Caricom talks trade and travel
Caricom leaders holding their annual summit in Guyana are reported to be giving serious consideration to setting up an agency that will be responsible for ensuring that decisions taken are implemented.
That has been one of the main criticisms of Caricom by some of its own member governments, the private sector, civil society and the public.
BBC Caribbean understands that various options are being looked at for the regional decision-implementation agency.
Meanwhile, Jamaica's Prime Minister Bruce Golding has also been restating his frustrations on trade and commitments by regional governments.
He said, despite the existence of the Caribbean Single Market (CSM) member states face too many barriers when attempting to do business with each other.
And he said businessmen in Kingston are already looking to other markets.
“I have Jamaican exporters who say can’t bother with Caricom.

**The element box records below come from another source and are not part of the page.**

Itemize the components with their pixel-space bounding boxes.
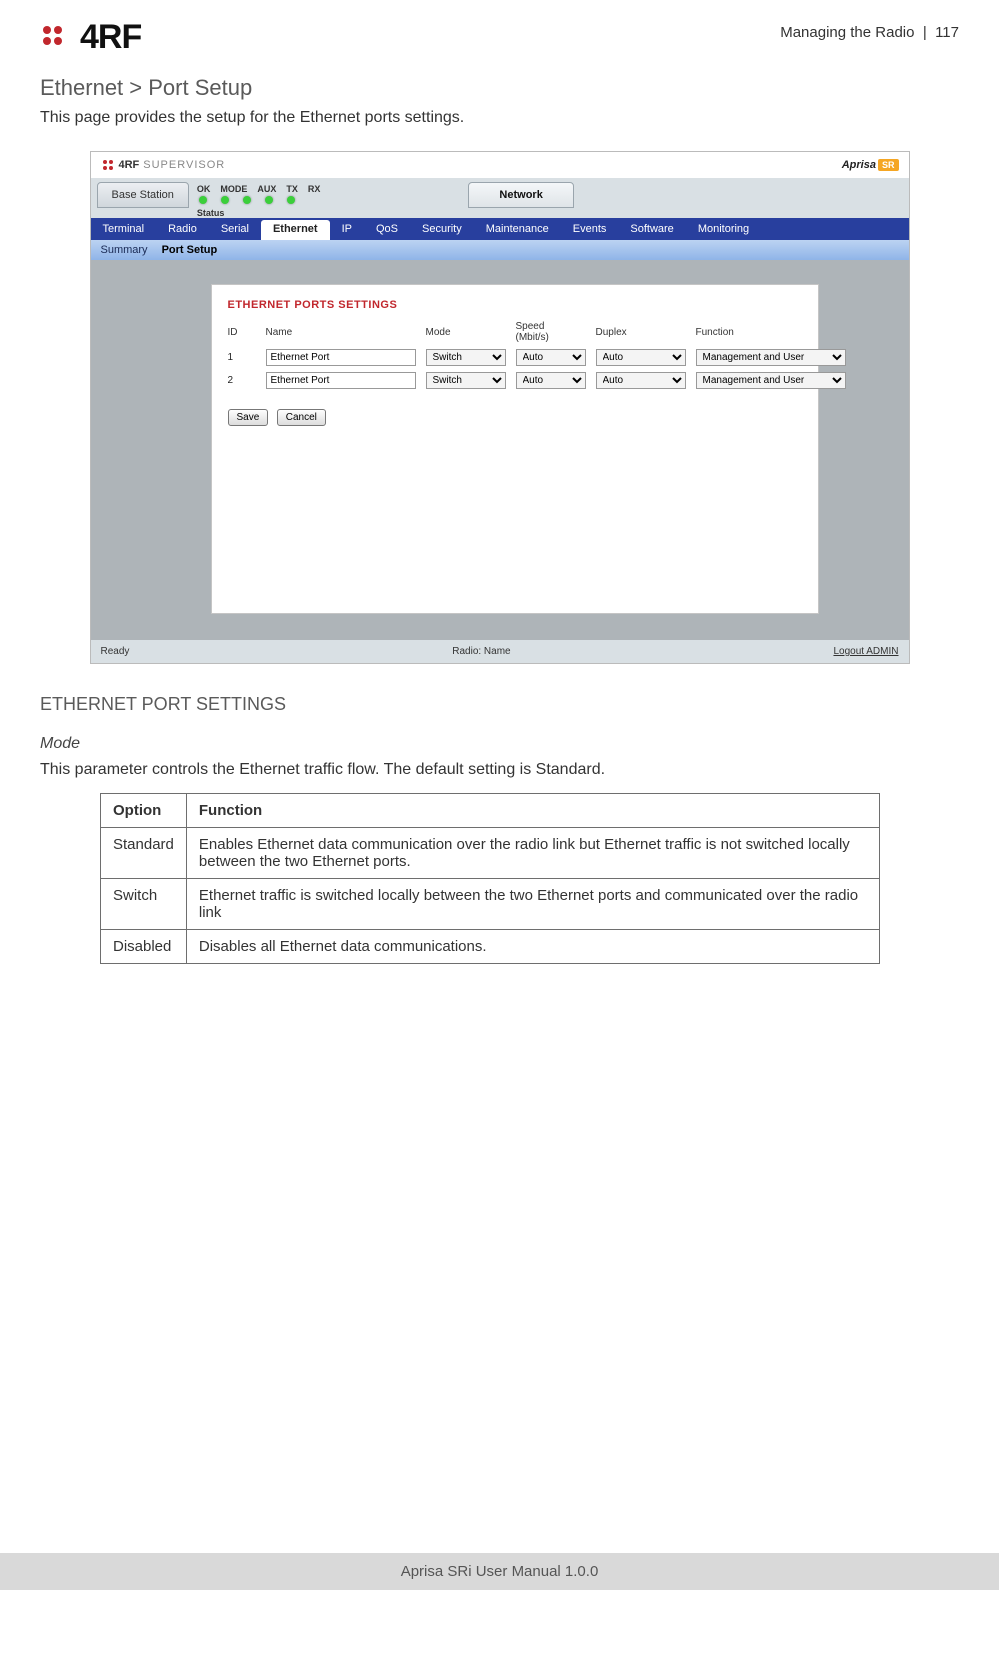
subtab-summary[interactable]: Summary xyxy=(101,244,148,256)
row2-name-input[interactable] xyxy=(266,372,416,389)
network-tab[interactable]: Network xyxy=(468,182,573,208)
sr-badge: SR xyxy=(878,159,899,171)
logout-link[interactable]: Logout ADMIN xyxy=(833,646,898,657)
row2-id: 2 xyxy=(228,375,256,386)
section-title: ETHERNET PORT SETTINGS xyxy=(40,694,959,715)
td-option: Standard xyxy=(101,828,187,879)
aprisa-text: Aprisa xyxy=(842,159,876,171)
led-rx-icon xyxy=(287,196,295,204)
row1-name-input[interactable] xyxy=(266,349,416,366)
row2-function-select[interactable]: Management and User xyxy=(696,372,846,389)
header-section: Managing the Radio xyxy=(780,24,914,41)
table-row: Option Function xyxy=(101,794,880,828)
tab-terminal[interactable]: Terminal xyxy=(91,218,157,240)
ui-screenshot: 4RF SUPERVISOR AprisaSR Base Station OK … xyxy=(90,151,910,664)
col-speed-l2: (Mbit/s) xyxy=(516,332,549,343)
row1-id: 1 xyxy=(228,352,256,363)
aprisa-brand: AprisaSR xyxy=(842,159,899,171)
col-name: Name xyxy=(266,327,416,338)
col-speed-l1: Speed xyxy=(516,321,545,332)
th-option: Option xyxy=(101,794,187,828)
tab-monitoring[interactable]: Monitoring xyxy=(686,218,761,240)
row1-speed-select[interactable]: Auto xyxy=(516,349,586,366)
table-row: Standard Enables Ethernet data communica… xyxy=(101,828,880,879)
th-function: Function xyxy=(186,794,879,828)
led-label-rx: RX xyxy=(308,184,321,194)
base-station-tab[interactable]: Base Station xyxy=(97,182,189,208)
row1-duplex-select[interactable]: Auto xyxy=(596,349,686,366)
breadcrumb: Ethernet > Port Setup xyxy=(40,75,959,101)
tab-ip[interactable]: IP xyxy=(330,218,364,240)
col-mode: Mode xyxy=(426,327,506,338)
logo-icon xyxy=(101,158,115,172)
header-right: Managing the Radio | 117 xyxy=(780,18,959,41)
led-label-mode: MODE xyxy=(220,184,247,194)
cancel-button[interactable]: Cancel xyxy=(277,409,326,426)
intro-text: This page provides the setup for the Eth… xyxy=(40,109,959,127)
col-duplex: Duplex xyxy=(596,327,686,338)
tab-qos[interactable]: QoS xyxy=(364,218,410,240)
col-speed: Speed (Mbit/s) xyxy=(516,321,586,343)
led-label-ok: OK xyxy=(197,184,211,194)
tab-ethernet[interactable]: Ethernet xyxy=(261,220,330,240)
save-button[interactable]: Save xyxy=(228,409,269,426)
status-ready: Ready xyxy=(101,646,130,657)
table-row: Disabled Disables all Ethernet data comm… xyxy=(101,930,880,964)
td-option: Disabled xyxy=(101,930,187,964)
row2-duplex-select[interactable]: Auto xyxy=(596,372,686,389)
td-function: Disables all Ethernet data communication… xyxy=(186,930,879,964)
supervisor-label: SUPERVISOR xyxy=(143,159,225,171)
row1-function-select[interactable]: Management and User xyxy=(696,349,846,366)
status-label: Status xyxy=(197,208,225,218)
led-label-tx: TX xyxy=(286,184,298,194)
sub-tab-bar: Summary Port Setup xyxy=(91,240,909,260)
tab-maintenance[interactable]: Maintenance xyxy=(474,218,561,240)
ui-top-bar: 4RF SUPERVISOR AprisaSR xyxy=(91,152,909,178)
led-label-aux: AUX xyxy=(257,184,276,194)
tab-software[interactable]: Software xyxy=(618,218,685,240)
main-tab-bar: Terminal Radio Serial Ethernet IP QoS Se… xyxy=(91,218,909,240)
col-function: Function xyxy=(696,327,846,338)
header-page: 117 xyxy=(935,24,959,41)
tab-radio[interactable]: Radio xyxy=(156,218,209,240)
led-mode-icon xyxy=(221,196,229,204)
mode-text: This parameter controls the Ethernet tra… xyxy=(40,761,959,779)
ui-brand: 4RF xyxy=(119,159,140,171)
td-function: Ethernet traffic is switched locally bet… xyxy=(186,879,879,930)
ui-footer: Ready Radio: Name Logout ADMIN xyxy=(91,640,909,663)
td-option: Switch xyxy=(101,879,187,930)
row1-mode-select[interactable]: Switch xyxy=(426,349,506,366)
status-leds: OK MODE AUX TX RX Status xyxy=(197,182,321,218)
page-footer: Aprisa SRi User Manual 1.0.0 xyxy=(0,1553,999,1590)
table-row: Switch Ethernet traffic is switched loca… xyxy=(101,879,880,930)
tab-events[interactable]: Events xyxy=(561,218,619,240)
mode-table: Option Function Standard Enables Etherne… xyxy=(100,793,880,964)
brand-text: 4RF xyxy=(80,18,141,57)
led-tx-icon xyxy=(265,196,273,204)
subtab-port-setup[interactable]: Port Setup xyxy=(162,244,218,256)
td-function: Enables Ethernet data communication over… xyxy=(186,828,879,879)
table-row: 1 Switch Auto Auto Management and User xyxy=(228,349,802,366)
panel-title: ETHERNET PORTS SETTINGS xyxy=(228,299,802,311)
row2-mode-select[interactable]: Switch xyxy=(426,372,506,389)
tab-serial[interactable]: Serial xyxy=(209,218,261,240)
brand-logo: 4RF xyxy=(40,18,141,57)
header-sep: | xyxy=(923,24,927,41)
ethernet-settings-panel: ETHERNET PORTS SETTINGS ID Name Mode Spe… xyxy=(211,284,819,614)
tab-security[interactable]: Security xyxy=(410,218,474,240)
led-ok-icon xyxy=(199,196,207,204)
table-row: 2 Switch Auto Auto Management and User xyxy=(228,372,802,389)
led-aux-icon xyxy=(243,196,251,204)
row2-speed-select[interactable]: Auto xyxy=(516,372,586,389)
mode-heading: Mode xyxy=(40,735,959,753)
logo-icon xyxy=(40,23,74,53)
page-header: 4RF Managing the Radio | 117 xyxy=(40,18,959,57)
col-id: ID xyxy=(228,327,256,338)
radio-name: Radio: Name xyxy=(452,646,510,657)
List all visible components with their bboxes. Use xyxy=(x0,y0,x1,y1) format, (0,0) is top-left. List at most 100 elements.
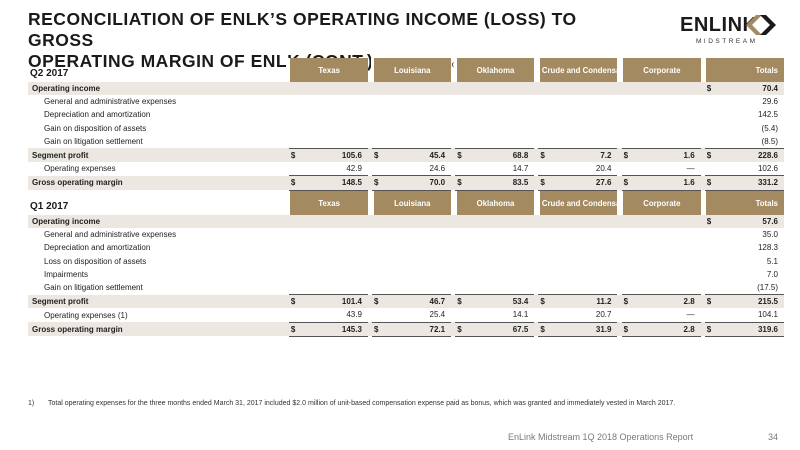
table-row: Segment profit $101.4 $46.7 $53.4 $11.2 $2.8 $… xyxy=(28,294,784,309)
dollar-sign xyxy=(289,108,299,121)
q2-2017-table: Q2 2017 Texas Louisiana Oklahoma Crude and C… xyxy=(28,58,784,191)
cell-value: 42.9 xyxy=(346,164,362,174)
cell-value: 46.7 xyxy=(382,294,452,309)
logo-tagline: MIDSTREAM xyxy=(696,38,758,45)
column-gap xyxy=(534,175,539,190)
dollar-sign xyxy=(622,162,632,176)
column-header: Crude and Condensate xyxy=(536,191,618,215)
cell-value xyxy=(632,255,701,268)
cell-value: (17.5) xyxy=(757,283,778,293)
cell-value xyxy=(549,268,618,281)
table-row: Segment profit $105.6 $45.4 $68.8 $7.2 $1.6 $2… xyxy=(28,147,784,163)
dollar-sign xyxy=(288,82,300,96)
column-gap xyxy=(367,322,373,337)
cell-value xyxy=(465,108,534,121)
enlink-chevron-icon xyxy=(746,15,776,35)
dollar-sign: $ xyxy=(621,147,632,163)
cell-value: 35.0 xyxy=(762,230,778,240)
row-label: Operating income xyxy=(28,215,285,229)
column-gap xyxy=(451,294,456,309)
dollar-sign xyxy=(372,241,382,254)
dollar-sign xyxy=(622,308,632,322)
column-gap xyxy=(367,215,373,229)
cell-value xyxy=(382,95,451,108)
dollar-sign xyxy=(288,215,300,229)
cell-value xyxy=(299,215,368,229)
cell-value xyxy=(382,135,451,149)
cell-value: 27.6 xyxy=(548,175,618,191)
dollar-sign xyxy=(622,95,632,108)
row-label: Gain on litigation settlement xyxy=(44,137,143,147)
dollar-sign xyxy=(705,162,715,176)
cell-value: 53.4 xyxy=(465,294,535,309)
dollar-sign xyxy=(455,308,465,322)
table-row: Gross operating margin $148.5 $70.0 $83.5 $2… xyxy=(28,175,784,191)
dollar-sign xyxy=(538,241,548,254)
dollar-sign xyxy=(705,95,715,108)
cell-value xyxy=(382,255,451,268)
dollar-sign xyxy=(455,215,466,229)
cell-value: 14.1 xyxy=(512,310,529,320)
cell-value xyxy=(465,135,534,149)
row-label: Loss on disposition of assets xyxy=(44,256,147,266)
row-label: Operating income xyxy=(28,82,285,96)
dollar-sign xyxy=(705,108,715,121)
dollar-sign: $ xyxy=(538,294,549,309)
table-row: Operating income $57.6 xyxy=(28,215,784,229)
cell-value xyxy=(465,241,534,254)
cell-value: 72.1 xyxy=(382,321,452,337)
cell-value xyxy=(299,108,368,121)
q1-2017-table: Q1 2017 Texas Louisiana Oklahoma Crude and C… xyxy=(28,191,784,337)
dollar-sign xyxy=(455,255,465,268)
cell-value: 145.3 xyxy=(299,321,368,337)
column-header: Crude and Condensate xyxy=(536,58,618,82)
column-gap xyxy=(617,148,622,163)
dollar-sign xyxy=(538,268,548,281)
column-header: Totals xyxy=(703,58,784,82)
cell-value xyxy=(632,108,701,121)
dollar-sign xyxy=(538,281,548,295)
dollar-sign xyxy=(538,162,548,176)
column-gap xyxy=(367,175,373,190)
column-gap xyxy=(451,148,456,163)
cell-value: 2.8 xyxy=(631,294,701,309)
cell-value: 45.4 xyxy=(382,147,452,163)
dollar-sign xyxy=(538,122,548,135)
cell-value: 70.4 xyxy=(715,82,784,96)
dollar-sign xyxy=(622,281,632,295)
dollar-sign xyxy=(538,255,548,268)
dollar-sign xyxy=(372,215,383,229)
cell-value: 20.4 xyxy=(595,164,612,174)
row-label: Operating expenses xyxy=(44,164,116,174)
cell-value xyxy=(465,228,534,241)
cell-value xyxy=(382,215,452,229)
dollar-sign xyxy=(289,135,299,149)
dollar-sign xyxy=(289,268,299,281)
dollar-sign xyxy=(372,308,382,322)
cell-value xyxy=(465,122,534,135)
dollar-sign xyxy=(372,228,382,241)
dollar-sign: $ xyxy=(538,147,549,163)
cell-value xyxy=(548,215,618,229)
cell-value xyxy=(465,215,535,229)
dollar-sign: $ xyxy=(704,321,716,337)
column-gap xyxy=(284,294,289,309)
cell-value: 83.5 xyxy=(465,175,535,191)
cell-value xyxy=(632,135,701,149)
cell-value: 102.6 xyxy=(757,164,778,174)
table-row: Gain on litigation settlement (17.5) xyxy=(28,281,784,295)
dollar-sign xyxy=(455,95,465,108)
cell-value xyxy=(631,82,701,96)
column-gap xyxy=(367,82,373,96)
cell-value xyxy=(549,135,618,149)
dollar-sign xyxy=(538,135,548,149)
dollar-sign xyxy=(372,255,382,268)
column-header: Texas xyxy=(287,58,368,82)
dollar-sign xyxy=(289,255,299,268)
table-row: Loss on disposition of assets 5.1 xyxy=(28,255,784,268)
dollar-sign: $ xyxy=(621,294,632,309)
dollar-sign: $ xyxy=(455,175,466,191)
column-gap xyxy=(700,148,705,163)
cell-value xyxy=(465,255,534,268)
cell-value xyxy=(382,241,451,254)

It’s too much hassle. ‘We are looking to North America, to Brazil, we are looking to Colombia’.
“They are prepared to pay duties in other markets rather than trying to take on the burden of the difficulties of doing business in Caricom,” the Jamaican prime minister said.
Mr Golding also added his voice to the debate on decisions by Antigua and Barbados to review their immigration policies, to tackle illegal immigration.
He said Caribbean governments should not adopt a unilateral position on the matter, and called for more dialogue among his colleagues, to address those concerns.
Immigration is a contentious subject at the Guyana summit.
The issue has reached fever pitch over accusations by Guyanese deportees from Barbados that they were being mistreated by that country’s immigration authorities.
Barbados Prime Minister David Thompson has defended his immigration department and his government’s immigration policies.
“Unrestricted freedom of movement is not in place in (Caricom)”, Mr Thompson stated.
He went on: “Barbados is not in breach of any of its treaty obligations in removing those persons whose presence in our country is sanctioned, neither by our immigration laws nor by any of the provisions within Caricom, to which we have agreed.”
He also announced that a special division was being set up to investigate claims of mistreatment by illegal migrants.
Mr Thompson’s government has also instituted an amnesty until November 30, for illegal migrants to get their status regularised or be deported.
His policy of ‘managed migration’ is based on burdens, mainly cost, being placed on the country’s social services by illegal immigrants.
The Barbadian prime minister has described freedom of movement as a noble idea whose time has not yet come.
The President of Guyana, Bharrat Jagdeo, has continued to voice concerns over allegations of mistreatment of Guyanese in Barbados.
“This sets back the integration movement, if we can treat people who come to our region, sometimes with a little backpack, a slipper and short pants, better than we treat (of the region).
“It really undermines the whole integration process,” he stated.
Most of of the deportees from Barbados have been Guyanese, who make up a large proportion of the immigrant population.
St Lucia solution
Meanwhile, St Lucia's Prime Minister Stephenson King has urged Caricom member states to imitate his country's soft approach to intra-regional immigration issues.
St Lucia has also had an amnesty for illegal Caribbean migrants, but says no one has been deported.
He says Caribbean leaders need to indicate whether they wish to proceed with regional integration.
He said he considered the approach by the Barbados governments as being “perhaps a little over-anxious in an endeavour to promote true nationalism or patriotism.”
He said in St Lucia the policy has been “one of great tolerance and courtesy.”
An Antiguan answer?
Finding a solution to the thorny immigration issue is vital.
Before heading off to Guyana for the summit, Prime Miniser Baldwin Spencer of Antigua and Barbuda Prime Minister Baldwin Spencer told BBC Caribbean what he was going to suggest to his Caricom colleagues.
He wants Caricom to press ahead with an audit of the impact of movement of Caricom nationals within the region.
“You take each member state and you look at the situation there (and you assess) the impact that it is having.
“As we move towards allowing people with other skills to move freely, you need to look at the impact that may be having on each member state."
According to Prime Minister Spencer: "When you do that you will then be able to determine exactly how we are going to apply this thing.”